Department of Pharmacy, Faculty of Science, National University of Singapore, Singapore.
Value Health. 2011 Mar-Apr;14(2):322-8. doi: 10.1016/j.jval.2010.08.005.
To examine health-related quality of life (HRQoL) after total knee replacement (TKR) or unicompartmental knee arthroplasty (UKA).
Asian adult patients undergoing either TKR or UKA in a hospital in Singapore between 2001 and 2006 were interviewed before surgery and 6 and 24 months postoperatively to obtain demographic information and HRQoL scores using the Short Form-36 Health Survey (SF-36) and the Oxford Knee Score (OKS).
Data were collected from 2243, 1715, and 1113 patients at baseline and at 6 and 24 months, respectively. TKR patients had a lower preoperative OKS than UKA patients and lower preoperative scores on four subscales of the SF-36 (P < 0.01). Both TKR and UKA patients' OKS and SF-36 subscale scores improved 6 months postoperatively except in the general health domain. SF-36 role physical and bodily pain scores showed the most improvement (40.9 and 33.0 points in TKR and 36.9 and 31.4 points in UKA patients, respectively). Two years after surgery, TKR patients' SF-36 scores and OKSs were not significantly different from those of UKA patients except for physical functioning scores. Multiple regression analysis adjusting for demographics showed that baseline scores were a significant predictor of the postoperative OKSs and scores on all SF-36 subscales (P < 0.01), whereas the type of surgery was not associated with the postoperative scores.
Both TKR and UKA patients experienced significant improvements in HRQoL, particularly in the role physical and pain domains. After controlling for potential confounding variables, the type of surgery was not a significant predictor of patients' postoperative HRQoL scores.

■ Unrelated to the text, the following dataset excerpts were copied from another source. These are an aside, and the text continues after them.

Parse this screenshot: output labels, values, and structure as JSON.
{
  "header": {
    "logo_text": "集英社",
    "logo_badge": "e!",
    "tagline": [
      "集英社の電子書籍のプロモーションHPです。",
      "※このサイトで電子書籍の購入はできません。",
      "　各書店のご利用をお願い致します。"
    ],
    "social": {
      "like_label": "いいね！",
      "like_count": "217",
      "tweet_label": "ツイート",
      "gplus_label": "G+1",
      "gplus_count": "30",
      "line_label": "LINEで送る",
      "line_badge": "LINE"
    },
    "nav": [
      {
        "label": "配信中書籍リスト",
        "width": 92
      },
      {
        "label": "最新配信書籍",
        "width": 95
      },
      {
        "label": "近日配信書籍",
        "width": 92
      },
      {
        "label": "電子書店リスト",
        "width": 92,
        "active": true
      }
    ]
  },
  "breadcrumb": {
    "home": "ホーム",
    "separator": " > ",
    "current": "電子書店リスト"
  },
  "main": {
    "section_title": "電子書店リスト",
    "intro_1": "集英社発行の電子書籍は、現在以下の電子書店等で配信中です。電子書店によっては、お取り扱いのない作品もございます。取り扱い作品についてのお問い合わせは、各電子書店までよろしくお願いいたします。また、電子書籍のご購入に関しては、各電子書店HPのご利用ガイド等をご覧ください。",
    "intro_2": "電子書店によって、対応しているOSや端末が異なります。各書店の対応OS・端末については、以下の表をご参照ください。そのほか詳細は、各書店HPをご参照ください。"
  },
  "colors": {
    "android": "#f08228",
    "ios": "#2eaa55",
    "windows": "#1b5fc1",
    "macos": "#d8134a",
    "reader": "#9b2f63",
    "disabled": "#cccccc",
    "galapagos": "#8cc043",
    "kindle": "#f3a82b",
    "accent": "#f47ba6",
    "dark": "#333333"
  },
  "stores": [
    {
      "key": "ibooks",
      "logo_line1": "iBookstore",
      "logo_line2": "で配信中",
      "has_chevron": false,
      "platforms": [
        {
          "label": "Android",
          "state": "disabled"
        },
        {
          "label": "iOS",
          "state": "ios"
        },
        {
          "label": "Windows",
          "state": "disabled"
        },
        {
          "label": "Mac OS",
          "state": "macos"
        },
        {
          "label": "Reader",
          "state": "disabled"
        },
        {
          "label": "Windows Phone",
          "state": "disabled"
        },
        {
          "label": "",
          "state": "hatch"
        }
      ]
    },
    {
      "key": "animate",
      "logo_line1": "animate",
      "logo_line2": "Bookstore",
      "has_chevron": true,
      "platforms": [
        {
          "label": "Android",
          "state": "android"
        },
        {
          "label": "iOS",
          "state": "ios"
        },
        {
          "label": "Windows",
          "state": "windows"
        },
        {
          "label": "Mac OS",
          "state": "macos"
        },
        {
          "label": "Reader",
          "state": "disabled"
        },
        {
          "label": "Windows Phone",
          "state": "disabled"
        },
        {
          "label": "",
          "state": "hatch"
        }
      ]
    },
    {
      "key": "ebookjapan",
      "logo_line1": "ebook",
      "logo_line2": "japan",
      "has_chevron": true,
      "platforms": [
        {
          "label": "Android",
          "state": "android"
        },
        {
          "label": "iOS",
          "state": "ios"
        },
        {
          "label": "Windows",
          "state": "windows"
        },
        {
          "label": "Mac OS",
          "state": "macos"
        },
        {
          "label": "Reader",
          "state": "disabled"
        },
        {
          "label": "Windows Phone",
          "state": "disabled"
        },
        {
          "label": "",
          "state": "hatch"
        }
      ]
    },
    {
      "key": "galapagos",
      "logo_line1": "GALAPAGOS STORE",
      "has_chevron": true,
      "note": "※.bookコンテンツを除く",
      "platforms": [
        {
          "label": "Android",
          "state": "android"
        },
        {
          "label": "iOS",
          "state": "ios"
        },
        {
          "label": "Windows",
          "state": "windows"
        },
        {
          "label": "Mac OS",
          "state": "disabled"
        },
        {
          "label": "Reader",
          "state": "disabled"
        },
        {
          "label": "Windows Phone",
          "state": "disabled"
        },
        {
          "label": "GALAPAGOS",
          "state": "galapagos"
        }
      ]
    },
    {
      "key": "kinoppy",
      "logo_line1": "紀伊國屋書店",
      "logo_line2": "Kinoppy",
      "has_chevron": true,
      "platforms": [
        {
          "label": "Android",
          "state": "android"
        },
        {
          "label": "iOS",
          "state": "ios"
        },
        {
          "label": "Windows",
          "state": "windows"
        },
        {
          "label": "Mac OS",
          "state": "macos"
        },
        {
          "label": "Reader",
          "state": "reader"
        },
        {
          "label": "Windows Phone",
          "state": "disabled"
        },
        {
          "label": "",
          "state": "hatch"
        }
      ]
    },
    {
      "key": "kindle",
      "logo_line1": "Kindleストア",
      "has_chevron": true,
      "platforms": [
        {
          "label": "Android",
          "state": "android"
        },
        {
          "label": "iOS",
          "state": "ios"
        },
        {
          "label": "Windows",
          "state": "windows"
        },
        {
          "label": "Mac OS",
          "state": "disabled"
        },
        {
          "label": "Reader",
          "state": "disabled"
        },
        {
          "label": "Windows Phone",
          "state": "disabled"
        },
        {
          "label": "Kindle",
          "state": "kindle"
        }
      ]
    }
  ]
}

评估全膝关节置换术(TKR)或单髁膝关节置换术(UKA)后与健康相关的生活质量(HRQoL)。
2001 年至 2006 年期间,在新加坡一家医院接受 TKR 或 UKA 的亚洲成年患者在手术前和术后 6 个月及 24 个月接受采访,以获取人口统计学信息和使用健康调查简表 36 项(SF-36)和牛津膝关节评分(OKS)的 HRQoL 评分。
分别在基线及术后 6 个月和 24 个月时,从 2243、1715 和 1113 例患者中收集了数据。TKR 患者的术前 OKS 低于 UKA 患者,且 SF-36 四个子量表的术前评分也较低(P<0.01)。TKR 和 UKA 患者的 OKS 和 SF-36 子量表评分在术后 6 个月均得到改善,除一般健康领域外。SF-36 躯体功能和躯体疼痛子量表的改善最大(TKR 患者为 40.9 分和 33.0 分,UKA 患者为 36.9 分和 31.4 分)。术后 2 年,TKR 患者的 SF-36 评分和 OKS 与 UKA 患者无显著差异,除躯体功能评分外。调整人口统计学因素的多元回归分析显示,基线评分是术后 OKS 和所有 SF-36 子量表评分的显著预测因素(P<0.01),而手术类型与术后评分无关。
TKR 和 UKA 患者的 HRQoL 均显著改善,特别是在躯体功能和疼痛领域。在控制潜在混杂变量后,手术类型不是患者术后 HRQoL 评分的显著预测因素。